In the novel, Hawthorne also shows a form of mental isolation. In the beginning of the novel Hester begins to wonder why she is so frowned upon. She asks herself “could they be other than the insidious whispers of the bad angle…” (Hawthorne, 90). Hester wonders if any other scarlet letters would “blaze forth on many a bosom” (Hawthorne, 90). Hawthorne is trying to demonstrate how Hester really feels inside, but will not speak out. Hester is also mentally isolated when Pearl brings up the forest in the market place. Hester explains to Pearl that they do not speak of the forest in the town. Hawthorne seems to imply that Hester is almost ashamed of being isolated in the forest on the outskirts of the community. Lastly, Hester is mentally isolated by convincing herself that keeping Chillingworth’s identity is potentially harming Dimmesdale. Hester is fretting that her secrets are putting others in harms way. Hester takes notice to how Dimmesdale’s “nerves seemed to be absolutely destroyed” when talking one on one with him (Hawthorne, 165). Hester believed that her actions, guilt and secrets were negatively affecting her peers.
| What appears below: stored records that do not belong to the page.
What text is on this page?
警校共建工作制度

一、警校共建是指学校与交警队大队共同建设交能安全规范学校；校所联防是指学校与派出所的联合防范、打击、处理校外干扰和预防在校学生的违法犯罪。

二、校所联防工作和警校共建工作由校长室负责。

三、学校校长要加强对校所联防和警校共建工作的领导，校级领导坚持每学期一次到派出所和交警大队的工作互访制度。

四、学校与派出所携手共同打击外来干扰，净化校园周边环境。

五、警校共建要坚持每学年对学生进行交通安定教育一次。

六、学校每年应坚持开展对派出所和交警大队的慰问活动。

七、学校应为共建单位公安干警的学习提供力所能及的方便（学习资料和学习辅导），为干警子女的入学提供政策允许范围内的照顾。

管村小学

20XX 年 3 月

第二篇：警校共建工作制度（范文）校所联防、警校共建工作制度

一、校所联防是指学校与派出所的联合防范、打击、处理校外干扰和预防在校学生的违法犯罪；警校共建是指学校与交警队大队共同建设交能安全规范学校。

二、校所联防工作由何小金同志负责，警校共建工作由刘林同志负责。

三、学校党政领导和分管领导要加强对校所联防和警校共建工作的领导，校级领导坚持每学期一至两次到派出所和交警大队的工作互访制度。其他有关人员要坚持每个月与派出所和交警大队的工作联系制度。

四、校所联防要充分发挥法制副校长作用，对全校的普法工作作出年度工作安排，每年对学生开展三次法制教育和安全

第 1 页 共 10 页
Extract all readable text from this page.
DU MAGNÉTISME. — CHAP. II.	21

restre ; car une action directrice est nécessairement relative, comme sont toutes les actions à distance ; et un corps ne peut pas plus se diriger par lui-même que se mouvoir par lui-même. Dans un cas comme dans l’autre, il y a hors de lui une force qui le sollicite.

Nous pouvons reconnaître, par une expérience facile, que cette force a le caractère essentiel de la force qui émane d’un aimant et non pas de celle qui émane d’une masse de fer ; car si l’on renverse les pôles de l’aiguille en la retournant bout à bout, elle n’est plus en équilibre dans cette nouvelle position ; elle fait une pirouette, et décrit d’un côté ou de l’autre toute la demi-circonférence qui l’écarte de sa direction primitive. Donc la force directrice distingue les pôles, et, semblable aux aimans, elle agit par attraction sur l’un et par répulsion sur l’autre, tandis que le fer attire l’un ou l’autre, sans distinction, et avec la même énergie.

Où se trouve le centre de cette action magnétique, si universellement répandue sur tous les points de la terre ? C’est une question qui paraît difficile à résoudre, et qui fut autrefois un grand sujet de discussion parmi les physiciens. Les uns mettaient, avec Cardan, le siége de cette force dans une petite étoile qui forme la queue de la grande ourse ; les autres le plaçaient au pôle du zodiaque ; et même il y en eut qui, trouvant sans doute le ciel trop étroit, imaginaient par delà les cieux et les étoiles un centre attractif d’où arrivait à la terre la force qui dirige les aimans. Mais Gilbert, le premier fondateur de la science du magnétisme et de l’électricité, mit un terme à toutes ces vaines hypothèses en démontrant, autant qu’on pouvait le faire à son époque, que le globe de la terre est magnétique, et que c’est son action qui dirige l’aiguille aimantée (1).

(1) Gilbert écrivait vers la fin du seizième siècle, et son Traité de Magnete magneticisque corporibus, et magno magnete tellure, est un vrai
Throughout the novel, Hawthorne demonstrates many ways Hester is a victim of social isolation. In the beginning of the novel, Hester is put in front of the whole town to recognize her sin. She was forced to stand on a scaffold in the middle of the market place that “constituted a portion of a penal machine” (Hawthorne, 57). She was on the scaffold so the town would know of her sin and so Hester could get her punishment. Another way Hester Prynne was socially isolated was in her occupation of needlework. She as not issue creating garments for highly ranked officials and officers, but any work involving the marital process was a problem. For a sinner it was “not recorded…in a single instance her skill was called… to cover the blushes of a bride” (Hawthorne, 86). Brides did not want a sinner or unfaithful puritan associated with their holy, and sacred bond. Lastly, Hester was socially isolated because the people of the town wanted to take Pearl away from her. The town believed, even if Pearl wasn’t a devil child, she deserved better parenting than from Hester Prynne. This had the potential to split up a mother and daughter and isolate them from each other. Hester had the right to keep her own daughter and to parent it as they grew together.
Hawthorne thoroughly illustrates Hester Prynne undergoing physical, mental and social isolation as a sinner. The sin of adultery isolated her from the community and was very costly to her. Hester was looked at as a woman who lived a good life. Hester had a well led life because she stood up for her believes and had a generally good attitude towards everything. She lived in New England, which was a good choice, and if she lived elsewhere she wouldn’t have endured the same experiences. She died as a sinner, but was remembered as a woman who was strong although she was secluded. On her tombstone was a glowing ‘A’ that the town remembered her by. Today sin also isolates the sinner. Today if you have wronged than you serve the natural consequences that accompany your sin, but also suffer the enforced punishment for what you have done. The punishments and natural lessons you must undergo separate you from the ones who have not sinned like you.